Addiction Biology, 2011
Several recent studies suggest functional and molecular interactions between striatal adenosine A 2A and cannabinoid CB 1 receptors. Here we demonstrate that A 2A receptors selectively modulate reinforcing effects of cannabinoids. We studied effects of A 2A receptor blockade on the reinforcing effects of delta-9-tetrahydrocannabinol (THC) and the endogenous CB 1 receptor ligand anandamide under a fixed-ratio (FR) schedule of intravenous drug injection in squirrel monkeys. A low dose of the selective adenosine A 2A receptor antagonist MSX-3 (1 mg/kg) caused downward shifts of THC and anandamide dose-response curves.
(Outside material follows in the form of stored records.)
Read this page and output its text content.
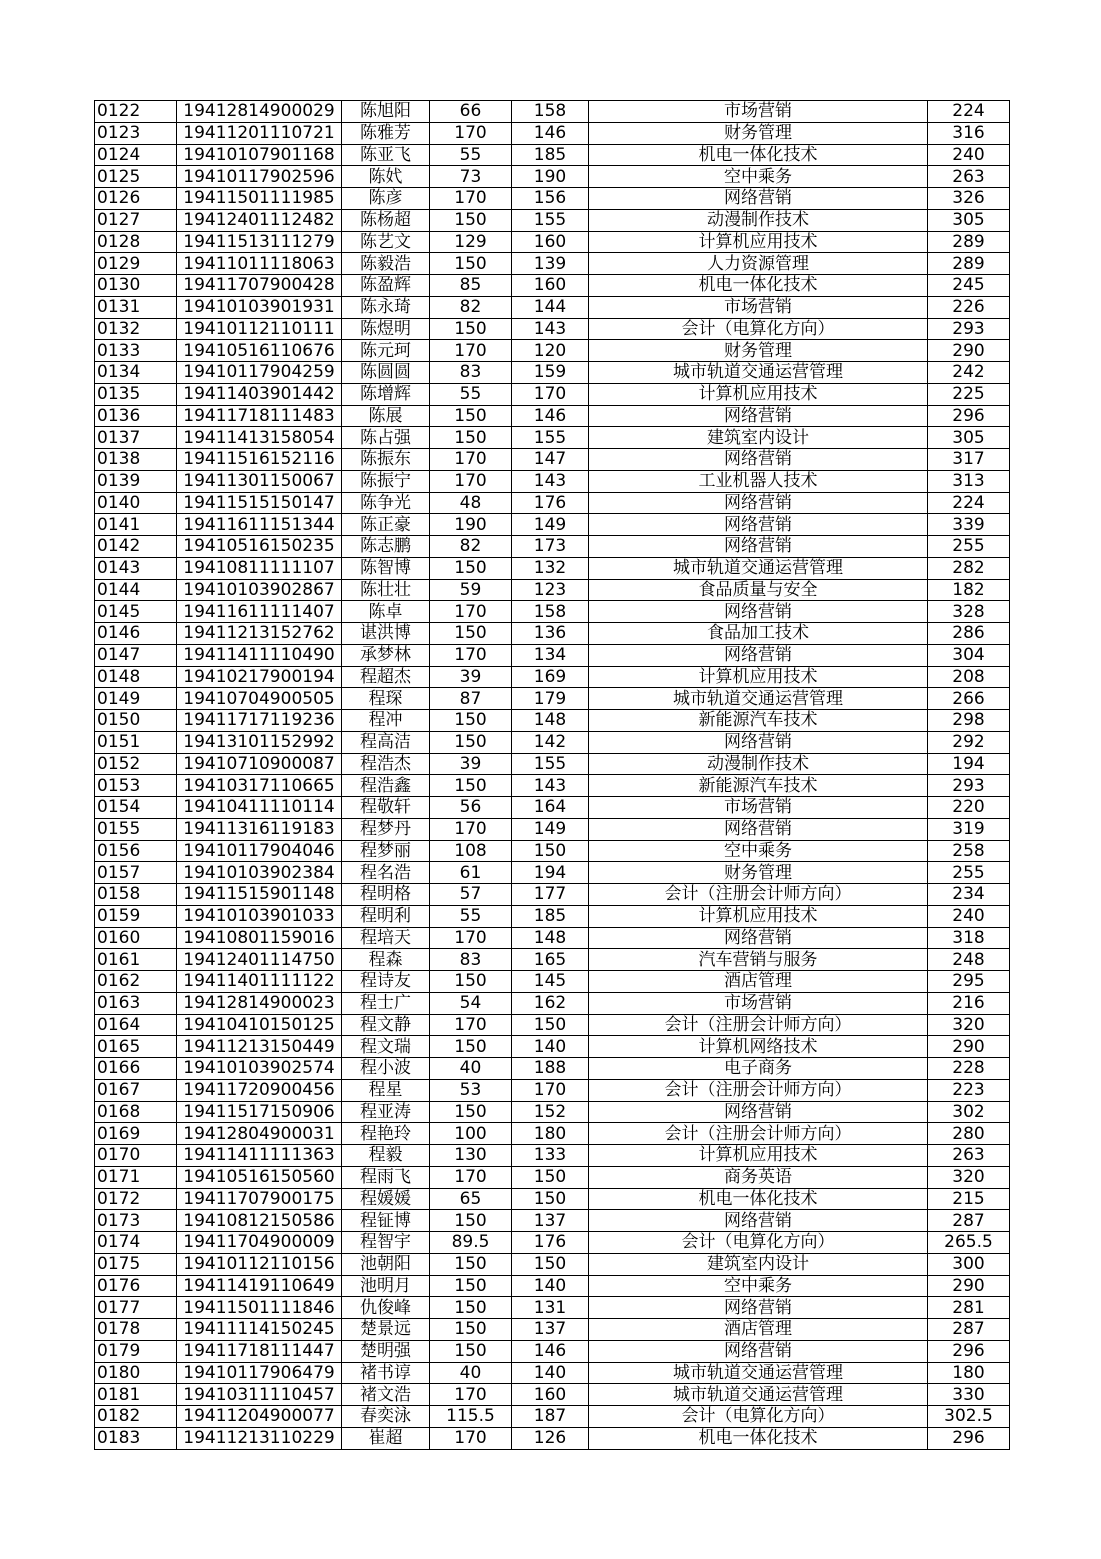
0122	19412814900029	陈旭阳	66	158	市场营销	224
0123	19411201110721	陈雅芳	170	146	财务管理	316
0124	19410107901168	陈亚飞	55	185	机电一体化技术	240
0125	19410117902596	陈㚤	73	190	空中乘务	263
0126	19411501111985	陈彦	170	156	网络营销	326
0127	19412401112482	陈杨超	150	155	动漫制作技术	305
0128	19411513111279	陈艺文	129	160	计算机应用技术	289
0129	19411011118063	陈毅浩	150	139	人力资源管理	289
0130	19411707900428	陈盈辉	85	160	机电一体化技术	245
0131	19410103901931	陈永琦	82	144	市场营销	226
0132	19410112110111	陈煜明	150	143	会计（电算化方向）	293
0133	19410516110676	陈元珂	170	120	财务管理	290
0134	19410117904259	陈圆圆	83	159	城市轨道交通运营管理	242
0135	19411403901442	陈增辉	55	170	计算机应用技术	225
0136	19411718111483	陈展	150	146	网络营销	296
0137	19411413158054	陈占强	150	155	建筑室内设计	305
0138	19411516152116	陈振东	170	147	网络营销	317
0139	19411301150067	陈振宁	170	143	工业机器人技术	313
0140	19411515150147	陈争光	48	176	网络营销	224
0141	19411611151344	陈正豪	190	149	网络营销	339
0142	19410516150235	陈志鹏	82	173	网络营销	255
0143	19410811111107	陈智博	150	132	城市轨道交通运营管理	282
0144	19410103902867	陈壮壮	59	123	食品质量与安全	182
0145	19411611111407	陈卓	170	158	网络营销	328
0146	19411213152762	谌洪博	150	136	食品加工技术	286
0147	19411411110490	承梦林	170	134	网络营销	304
0148	19410217900194	程超杰	39	169	计算机应用技术	208
0149	19410704900505	程琛	87	179	城市轨道交通运营管理	266
0150	19411717119236	程冲	150	148	新能源汽车技术	298
0151	19413101152992	程高洁	150	142	网络营销	292
0152	19410710900087	程浩杰	39	155	动漫制作技术	194
0153	19410317110665	程浩鑫	150	143	新能源汽车技术	293
0154	19410411110114	程敬轩	56	164	市场营销	220
0155	19411316119183	程梦丹	170	149	网络营销	319
0156	19410117904046	程梦丽	108	150	空中乘务	258
0157	19410103902384	程名浩	61	194	财务管理	255
0158	19411515901148	程明格	57	177	会计（注册会计师方向）	234
0159	19410103901033	程明利	55	185	计算机应用技术	240
0160	19410801159016	程培天	170	148	网络营销	318
0161	19412401114750	程森	83	165	汽车营销与服务	248
0162	19411401111122	程诗友	150	145	酒店管理	295
0163	19412814900023	程士广	54	162	市场营销	216
0164	19410410150125	程文静	170	150	会计（注册会计师方向）	320
0165	19411213150449	程文瑞	150	140	计算机网络技术	290
0166	19410103902574	程小波	40	188	电子商务	228
0167	19411720900456	程星	53	170	会计（注册会计师方向）	223
0168	19411517150906	程亚涛	150	152	网络营销	302
0169	19412804900031	程艳玲	100	180	会计（注册会计师方向）	280
0170	19411411111363	程毅	130	133	计算机应用技术	263
0171	19410516150560	程雨飞	170	150	商务英语	320
0172	19411707900175	程媛媛	65	150	机电一体化技术	215
0173	19410812150586	程钲博	150	137	网络营销	287
0174	19411704900009	程智宇	89.5	176	会计（电算化方向）	265.5
0175	19410112110156	池朝阳	150	150	建筑室内设计	300
0176	19411419110649	池明月	150	140	空中乘务	290
0177	19411501111846	仇俊峰	150	131	网络营销	281
0178	19411114150245	楚景远	150	137	酒店管理	287
0179	19411718111447	楚明强	150	146	网络营销	296
0180	19410117906479	褚书谆	40	140	城市轨道交通运营管理	180
0181	19410311110457	褚文浩	170	160	城市轨道交通运营管理	330
0182	19411204900077	春奕泳	115.5	187	会计（电算化方向）	302.5
0183	19411213110229	崔超	170	126	机电一体化技术	296
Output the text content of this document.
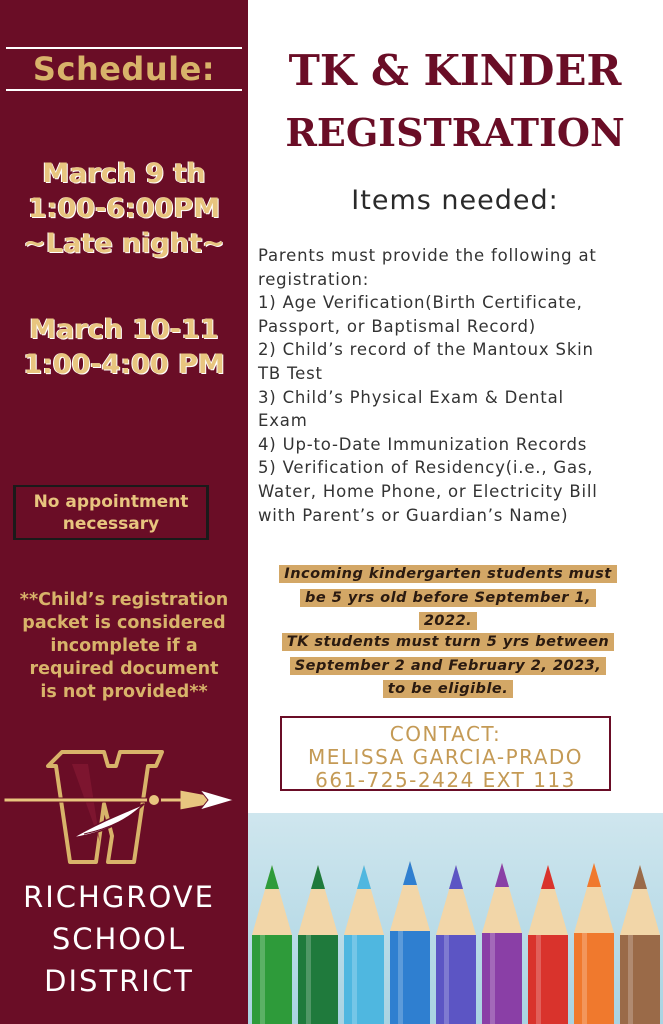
Schedule:
March 9 th
1:00-6:00PM
~Late night~
March 10-11
1:00-4:00 PM
No appointment
necessary
**Child’s registration
packet is considered
incomplete if a
required document
is not provided**
RICHGROVE
SCHOOL
DISTRICT
TK & KINDER
REGISTRATION
Items needed:
Parents must provide the following at
registration:
1) Age Verification(Birth Certificate,
Passport, or Baptismal Record)
2) Child’s record of the Mantoux Skin
TB Test
3) Child’s Physical Exam & Dental
Exam
4) Up-to-Date Immunization Records
5) Verification of Residency(i.e., Gas,
Water, Home Phone, or Electricity Bill
with Parent’s or Guardian’s Name)
Incoming kindergarten students must
be 5 yrs old before September 1,
2022.
TK students must turn 5 yrs between
September 2 and February 2, 2023,
to be eligible.
CONTACT:
MELISSA GARCIA-PRADO
661-725-2424 EXT 113
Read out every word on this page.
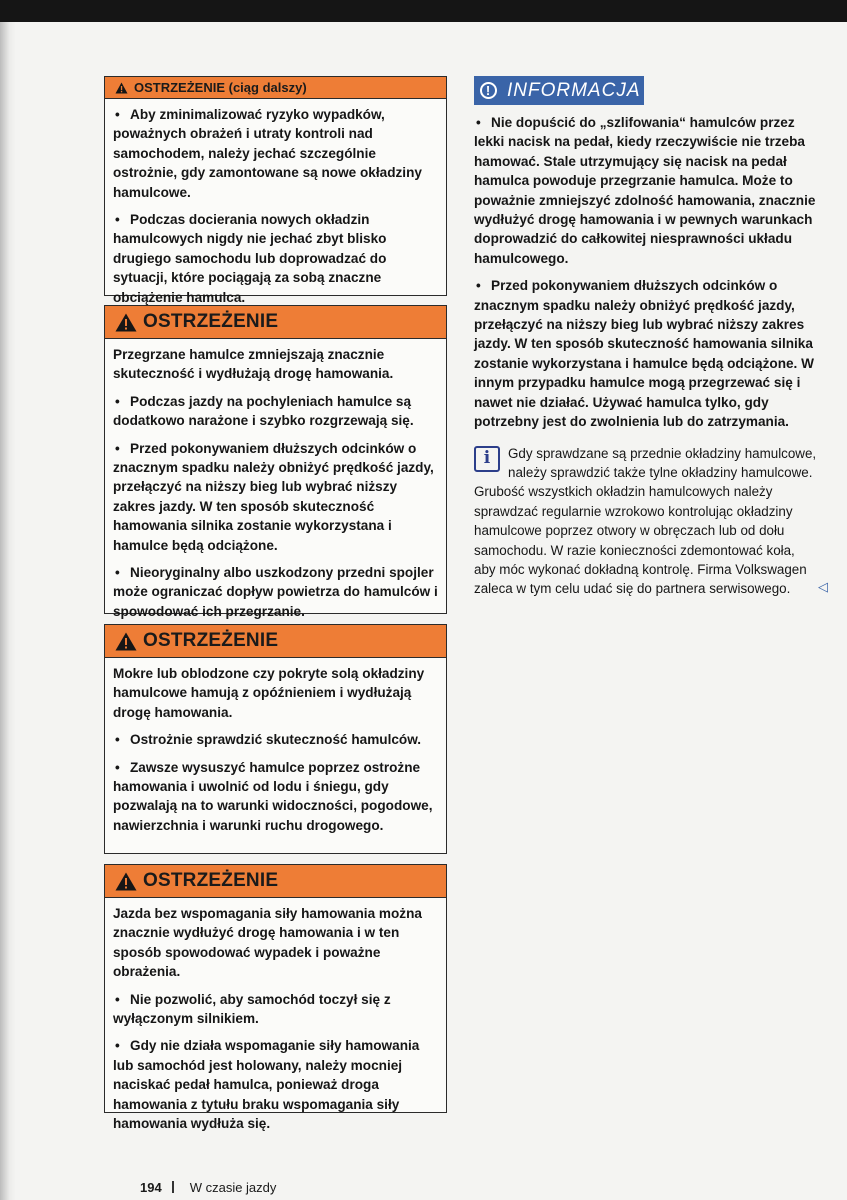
OSTRZEŻENIE (ciąg dalszy)

• Aby zminimalizować ryzyko wypadków, poważnych obrażeń i utraty kontroli nad samochodem, należy jechać szczególnie ostrożnie, gdy zamontowane są nowe okładziny hamulcowe.

• Podczas docierania nowych okładzin hamulcowych nigdy nie jechać zbyt blisko drugiego samochodu lub doprowadzać do sytuacji, które pociągają za sobą znaczne obciążenie hamulca.

OSTRZEŻENIE

Przegrzane hamulce zmniejszają znacznie skuteczność i wydłużają drogę hamowania.

• Podczas jazdy na pochyleniach hamulce są dodatkowo narażone i szybko rozgrzewają się.

• Przed pokonywaniem dłuższych odcinków o znacznym spadku należy obniżyć prędkość jazdy, przełączyć na niższy bieg lub wybrać niższy zakres jazdy. W ten sposób skuteczność hamowania silnika zostanie wykorzystana i hamulce będą odciążone.

• Nieoryginalny albo uszkodzony przedni spojler może ograniczać dopływ powietrza do hamulców i spowodować ich przegrzanie.

OSTRZEŻENIE

Mokre lub oblodzone czy pokryte solą okładziny hamulcowe hamują z opóźnieniem i wydłużają drogę hamowania.

• Ostrożnie sprawdzić skuteczność hamulców.

• Zawsze wysuszyć hamulce poprzez ostrożne hamowania i uwolnić od lodu i śniegu, gdy pozwalają na to warunki widoczności, pogodowe, nawierzchnia i warunki ruchu drogowego.

OSTRZEŻENIE

Jazda bez wspomagania siły hamowania można znacznie wydłużyć drogę hamowania i w ten sposób spowodować wypadek i poważne obrażenia.

• Nie pozwolić, aby samochód toczył się z wyłączonym silnikiem.

• Gdy nie działa wspomaganie siły hamowania lub samochód jest holowany, należy mocniej naciskać pedał hamulca, ponieważ droga hamowania z tytułu braku wspomagania siły hamowania wydłuża się.

! INFORMACJA

• Nie dopuścić do „szlifowania“ hamulców przez lekki nacisk na pedał, kiedy rzeczywiście nie trzeba hamować. Stale utrzymujący się nacisk na pedał hamulca powoduje przegrzanie hamulca. Może to poważnie zmniejszyć zdolność hamowania, znacznie wydłużyć drogę hamowania i w pewnych warunkach doprowadzić do całkowitej niesprawności układu hamulcowego.

• Przed pokonywaniem dłuższych odcinków o znacznym spadku należy obniżyć prędkość jazdy, przełączyć na niższy bieg lub wybrać niższy zakres jazdy. W ten sposób skuteczność hamowania silnika zostanie wykorzystana i hamulce będą odciążone. W innym przypadku hamulce mogą przegrzewać się i nawet nie działać. Używać hamulca tylko, gdy potrzebny jest do zwolnienia lub do zatrzymania.

i	Gdy sprawdzane są przednie okładziny hamulcowe, należy sprawdzić także tylne okładziny hamulcowe. Grubość wszystkich okładzin hamulcowych należy sprawdzać regularnie wzrokowo kontrolując okładziny hamulcowe poprzez otwory w obręczach lub od dołu samochodu. W razie konieczności zdemontować koła, aby móc wykonać dokładną kontrolę. Firma Volkswagen zaleca w tym celu udać się do partnera serwisowego. ◁
194 W czasie jazdy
In contrast, a higher dose of MSX-3 (3 mg/kg) shifted THC and anandamide dose-response curves to the left. MSX-3 did not modify cocaine or food-pellet self-administration. Also, MSX-3 neither promoted reinstatement of extinguished drug-seeking behavior nor altered reinstatement of drug-seeking behavior by noncontingent priming injections of THC. Finally, using in-vivo microdialysis in freely-moving rats, a behaviorally active dose of MSX-3 significantly counteracted THC-induced, but not cocaineinduced, increases in extracellular dopamine levels in the nucleus accumbens shell. The significant and selective results obtained with the lower dose of MSX-3 suggest that adenosine A 2A antagonists acting preferentially at presynaptic A 2A receptors might selectively reduce reinforcing effects of cannabinoids that lead to their abuse. However, the appearance of potentiating rather than suppressing effects on cannabinoid reinforcement at the higher dose of MSX-3 would likely preclude the use of such a compound as a medication for cannabis abuse. Adenosine A 2A antagonists with more selectivity for presynaptic versus postsynaptic receptors could be potential medications for treatment of cannabis abuse.